Nam S H, Copeland T D, Hatanaka M, Oroszlan S
Laboratory of Molecular Virology and Carcinogenesis, National Cancer Institute-Frederick Cancer Research and Development Center, Maryland 21702-1201.
J Virol. 1993 Jan;67(1):196-203. doi: 10.1128/JVI.67.1.196-203.1993.
For study of the pol gene expression of human T-cell leukemia virus type I (HTLV-I), RNA was transcribed in vitro from proviral DNA and translated in rabbit reticulocyte lysates. This cell-free translation resulted in two major translation products representing the Gag and Gag-Pro polyproteins. By contrast, the Gag-Pro-Pol polyprotein could be readily observed only when translation was performed with mutant mRNA in which the protease (pro) reading frame was aligned to gag to eliminate the frameshifting event in the gag-pro overlap. The results indicated that two independent ribosomal frameshifting events are required for expression of the HTLV-I pol gene product. Studies with mutant DNAs facilitated the characterization of the primary structure of the HTLV-I mRNA responsible for the ribosomal frameshift in the pro-pol overlap and demonstrated that the frameshift occurs at the signal sequence UUUAAAC. Direct amino acid sequencing of the transframe protein localized the site of the frameshift to the asparagine codon AAC.

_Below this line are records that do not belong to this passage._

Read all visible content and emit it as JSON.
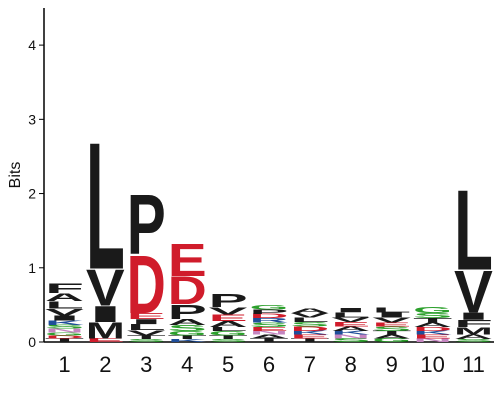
{
  "chart_data": {
    "type": "sequence-logo",
    "ylabel": "Bits",
    "ylim": [
      0,
      4.5
    ],
    "yticks": [
      "0",
      "1",
      "2",
      "3",
      "4"
    ],
    "positions": [
      "1",
      "2",
      "3",
      "4",
      "5",
      "6",
      "7",
      "8",
      "9",
      "10",
      "11"
    ],
    "columns": [
      [
        {
          "letter": "T",
          "height": 0.05,
          "color": "#1a1a1a"
        },
        {
          "letter": "D",
          "height": 0.04,
          "color": "#d01c2b"
        },
        {
          "letter": "G",
          "height": 0.04,
          "color": "#2ca02c"
        },
        {
          "letter": "N",
          "height": 0.05,
          "color": "#c585c0"
        },
        {
          "letter": "S",
          "height": 0.05,
          "color": "#2ca02c"
        },
        {
          "letter": "K",
          "height": 0.06,
          "color": "#1f4e9a"
        },
        {
          "letter": "I",
          "height": 0.07,
          "color": "#1a1a1a"
        },
        {
          "letter": "V",
          "height": 0.09,
          "color": "#1a1a1a"
        },
        {
          "letter": "L",
          "height": 0.1,
          "color": "#1a1a1a"
        },
        {
          "letter": "A",
          "height": 0.11,
          "color": "#1a1a1a"
        },
        {
          "letter": "F",
          "height": 0.13,
          "color": "#1a1a1a"
        }
      ],
      [
        {
          "letter": "E",
          "height": 0.05,
          "color": "#d01c2b"
        },
        {
          "letter": "M",
          "height": 0.22,
          "color": "#1a1a1a"
        },
        {
          "letter": "I",
          "height": 0.22,
          "color": "#1a1a1a"
        },
        {
          "letter": "V",
          "height": 0.5,
          "color": "#1a1a1a"
        },
        {
          "letter": "L",
          "height": 1.75,
          "color": "#1a1a1a"
        }
      ],
      [
        {
          "letter": "S",
          "height": 0.04,
          "color": "#2ca02c"
        },
        {
          "letter": "T",
          "height": 0.05,
          "color": "#1a1a1a"
        },
        {
          "letter": "V",
          "height": 0.07,
          "color": "#1a1a1a"
        },
        {
          "letter": "L",
          "height": 0.08,
          "color": "#1a1a1a"
        },
        {
          "letter": "I",
          "height": 0.07,
          "color": "#1a1a1a"
        },
        {
          "letter": "E",
          "height": 0.08,
          "color": "#d01c2b"
        },
        {
          "letter": "D",
          "height": 0.8,
          "color": "#d01c2b"
        },
        {
          "letter": "P",
          "height": 0.82,
          "color": "#1a1a1a"
        }
      ],
      [
        {
          "letter": "K",
          "height": 0.04,
          "color": "#1f4e9a"
        },
        {
          "letter": "T",
          "height": 0.05,
          "color": "#1a1a1a"
        },
        {
          "letter": "G",
          "height": 0.06,
          "color": "#2ca02c"
        },
        {
          "letter": "S",
          "height": 0.08,
          "color": "#2ca02c"
        },
        {
          "letter": "A",
          "height": 0.08,
          "color": "#1a1a1a"
        },
        {
          "letter": "P",
          "height": 0.2,
          "color": "#1a1a1a"
        },
        {
          "letter": "D",
          "height": 0.38,
          "color": "#d01c2b"
        },
        {
          "letter": "E",
          "height": 0.45,
          "color": "#d01c2b"
        }
      ],
      [
        {
          "letter": "S",
          "height": 0.04,
          "color": "#2ca02c"
        },
        {
          "letter": "T",
          "height": 0.05,
          "color": "#1a1a1a"
        },
        {
          "letter": "G",
          "height": 0.06,
          "color": "#2ca02c"
        },
        {
          "letter": "L",
          "height": 0.05,
          "color": "#1a1a1a"
        },
        {
          "letter": "A",
          "height": 0.08,
          "color": "#1a1a1a"
        },
        {
          "letter": "E",
          "height": 0.09,
          "color": "#d01c2b"
        },
        {
          "letter": "V",
          "height": 0.1,
          "color": "#1a1a1a"
        },
        {
          "letter": "P",
          "height": 0.18,
          "color": "#1a1a1a"
        }
      ],
      [
        {
          "letter": "T",
          "height": 0.05,
          "color": "#1a1a1a"
        },
        {
          "letter": "A",
          "height": 0.05,
          "color": "#1a1a1a"
        },
        {
          "letter": "N",
          "height": 0.05,
          "color": "#c585c0"
        },
        {
          "letter": "E",
          "height": 0.05,
          "color": "#d01c2b"
        },
        {
          "letter": "S",
          "height": 0.06,
          "color": "#2ca02c"
        },
        {
          "letter": "R",
          "height": 0.06,
          "color": "#1f4e9a"
        },
        {
          "letter": "D",
          "height": 0.06,
          "color": "#d01c2b"
        },
        {
          "letter": "P",
          "height": 0.06,
          "color": "#1a1a1a"
        },
        {
          "letter": "G",
          "height": 0.06,
          "color": "#2ca02c"
        }
      ],
      [
        {
          "letter": "T",
          "height": 0.05,
          "color": "#1a1a1a"
        },
        {
          "letter": "E",
          "height": 0.05,
          "color": "#d01c2b"
        },
        {
          "letter": "K",
          "height": 0.05,
          "color": "#1f4e9a"
        },
        {
          "letter": "D",
          "height": 0.06,
          "color": "#d01c2b"
        },
        {
          "letter": "S",
          "height": 0.06,
          "color": "#2ca02c"
        },
        {
          "letter": "L",
          "height": 0.06,
          "color": "#1a1a1a"
        },
        {
          "letter": "V",
          "height": 0.06,
          "color": "#1a1a1a"
        },
        {
          "letter": "A",
          "height": 0.06,
          "color": "#1a1a1a"
        }
      ],
      [
        {
          "letter": "S",
          "height": 0.05,
          "color": "#2ca02c"
        },
        {
          "letter": "N",
          "height": 0.05,
          "color": "#c585c0"
        },
        {
          "letter": "K",
          "height": 0.05,
          "color": "#1f4e9a"
        },
        {
          "letter": "A",
          "height": 0.06,
          "color": "#1a1a1a"
        },
        {
          "letter": "E",
          "height": 0.06,
          "color": "#d01c2b"
        },
        {
          "letter": "V",
          "height": 0.06,
          "color": "#1a1a1a"
        },
        {
          "letter": "L",
          "height": 0.07,
          "color": "#1a1a1a"
        },
        {
          "letter": "I",
          "height": 0.06,
          "color": "#1a1a1a"
        }
      ],
      [
        {
          "letter": "G",
          "height": 0.05,
          "color": "#2ca02c"
        },
        {
          "letter": "A",
          "height": 0.05,
          "color": "#1a1a1a"
        },
        {
          "letter": "T",
          "height": 0.05,
          "color": "#1a1a1a"
        },
        {
          "letter": "S",
          "height": 0.06,
          "color": "#2ca02c"
        },
        {
          "letter": "E",
          "height": 0.05,
          "color": "#d01c2b"
        },
        {
          "letter": "V",
          "height": 0.07,
          "color": "#1a1a1a"
        },
        {
          "letter": "I",
          "height": 0.07,
          "color": "#1a1a1a"
        },
        {
          "letter": "L",
          "height": 0.07,
          "color": "#1a1a1a"
        }
      ],
      [
        {
          "letter": "N",
          "height": 0.05,
          "color": "#c585c0"
        },
        {
          "letter": "E",
          "height": 0.05,
          "color": "#d01c2b"
        },
        {
          "letter": "K",
          "height": 0.05,
          "color": "#1f4e9a"
        },
        {
          "letter": "D",
          "height": 0.05,
          "color": "#d01c2b"
        },
        {
          "letter": "A",
          "height": 0.06,
          "color": "#1a1a1a"
        },
        {
          "letter": "T",
          "height": 0.06,
          "color": "#1a1a1a"
        },
        {
          "letter": "S",
          "height": 0.07,
          "color": "#2ca02c"
        },
        {
          "letter": "G",
          "height": 0.08,
          "color": "#2ca02c"
        }
      ],
      [
        {
          "letter": "S",
          "height": 0.04,
          "color": "#2ca02c"
        },
        {
          "letter": "A",
          "height": 0.06,
          "color": "#1a1a1a"
        },
        {
          "letter": "M",
          "height": 0.1,
          "color": "#1a1a1a"
        },
        {
          "letter": "F",
          "height": 0.1,
          "color": "#1a1a1a"
        },
        {
          "letter": "I",
          "height": 0.1,
          "color": "#1a1a1a"
        },
        {
          "letter": "V",
          "height": 0.58,
          "color": "#1a1a1a"
        },
        {
          "letter": "L",
          "height": 1.1,
          "color": "#1a1a1a"
        }
      ]
    ]
  }
}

为了研究I型人类T细胞白血病病毒(HTLV-I)的pol基因表达,从原病毒DNA体外转录RNA,并在兔网织红细胞裂解物中进行翻译。这种无细胞翻译产生了两种主要的翻译产物,分别代表Gag和Gag-Pro多蛋白。相比之下,只有在用突变mRNA进行翻译时,才能很容易地观察到Gag-Pro-Pol多蛋白,其中蛋白酶(pro)阅读框与gag对齐,以消除gag-pro重叠处的移码事件。结果表明,HTLV-I pol基因产物的表达需要两个独立的核糖体移码事件。对突变DNA的研究有助于表征负责pro-pol重叠处核糖体移码的HTLV-I mRNA的一级结构,并证明移码发生在信号序列UUUAAAC处。对转框蛋白进行直接氨基酸测序,将移码位点定位到天冬酰胺密码子AAC。